Зима в этом году была очень морозная, январь-месяц удивил даже стариков. От морозов трещали углы домов, а птицы, бывало, не долетали до своих застрех. Снег закрыл землю огромным толстым покрывалом,  а верхушки некоторых деревьев ломались, не выдерживая веса снежной массы.

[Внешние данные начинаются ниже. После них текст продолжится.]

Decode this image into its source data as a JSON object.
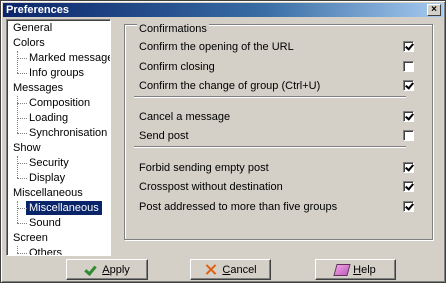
{
  "window": {
    "title": "Preferences",
    "close_label": "×"
  },
  "tree": {
    "items": [
      {
        "label": "General",
        "level": 0,
        "selected": false
      },
      {
        "label": "Colors",
        "level": 0,
        "selected": false
      },
      {
        "label": "Marked messages",
        "level": 1,
        "selected": false
      },
      {
        "label": "Info groups",
        "level": 1,
        "selected": false
      },
      {
        "label": "Messages",
        "level": 0,
        "selected": false
      },
      {
        "label": "Composition",
        "level": 1,
        "selected": false
      },
      {
        "label": "Loading",
        "level": 1,
        "selected": false
      },
      {
        "label": "Synchronisation",
        "level": 1,
        "selected": false
      },
      {
        "label": "Show",
        "level": 0,
        "selected": false
      },
      {
        "label": "Security",
        "level": 1,
        "selected": false
      },
      {
        "label": "Display",
        "level": 1,
        "selected": false
      },
      {
        "label": "Miscellaneous",
        "level": 0,
        "selected": false
      },
      {
        "label": "Miscellaneous",
        "level": 1,
        "selected": true
      },
      {
        "label": "Sound",
        "level": 1,
        "selected": false
      },
      {
        "label": "Screen",
        "level": 0,
        "selected": false
      },
      {
        "label": "Others",
        "level": 1,
        "selected": false
      }
    ]
  },
  "confirmations": {
    "title": "Confirmations",
    "options": [
      {
        "label": "Confirm the opening of the URL",
        "checked": true
      },
      {
        "label": "Confirm closing",
        "checked": false
      },
      {
        "label": "Confirm the change of group (Ctrl+U)",
        "checked": true
      },
      {
        "label": "Cancel a message",
        "checked": true
      },
      {
        "label": "Send post",
        "checked": false
      },
      {
        "label": "Forbid sending empty post",
        "checked": true
      },
      {
        "label": "Crosspost without destination",
        "checked": true
      },
      {
        "label": "Post addressed to more than five groups",
        "checked": true
      }
    ]
  },
  "buttons": {
    "apply": {
      "mnemonic": "A",
      "rest": "pply",
      "icon": "check-icon"
    },
    "cancel": {
      "mnemonic": "C",
      "rest": "ancel",
      "icon": "cross-icon"
    },
    "help": {
      "mnemonic": "H",
      "rest": "elp",
      "icon": "eraser-icon"
    }
  }
}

Рано утром, на расчищенной от снега дороге, стоял Петр Ильич и поджидал нужного ему человека, шедшего на работу. Полгода назад появился в деревне наглый и самоуверенный тип, приехавший откуда-то с севера. Звали его Витька, и он представлялся всем как бывший боксер-разрядник. Сразу же он показал себя не с лучшей стороны, избивая парней гораздо слабее себя, или изрядно поддатых. К своей наглости и взгляду, полным презрения, этот человек действительно обладал мощным хорошо поставленным нокаутирующим ударом, способным замертво свалить любого мужика. Его то и поджидал отец Веры, решив сделать ему гнусное и подлое предложение. Чуть отведя парня в сторону, Петр Ильич намекнул Виктору, что нужно проучить хахаля дочери, на что тот, увидев за поясом мужика две бутылки «Солнцедара», сразу дал согласие. - «Еще две - буркнул Витек – сразу после дела». В ответ увидел кивающую голову мужчины с улыбкой, появившейся на лице. Ударив по рукам, заговорщики разошлись по сторонам – сделка состоялась.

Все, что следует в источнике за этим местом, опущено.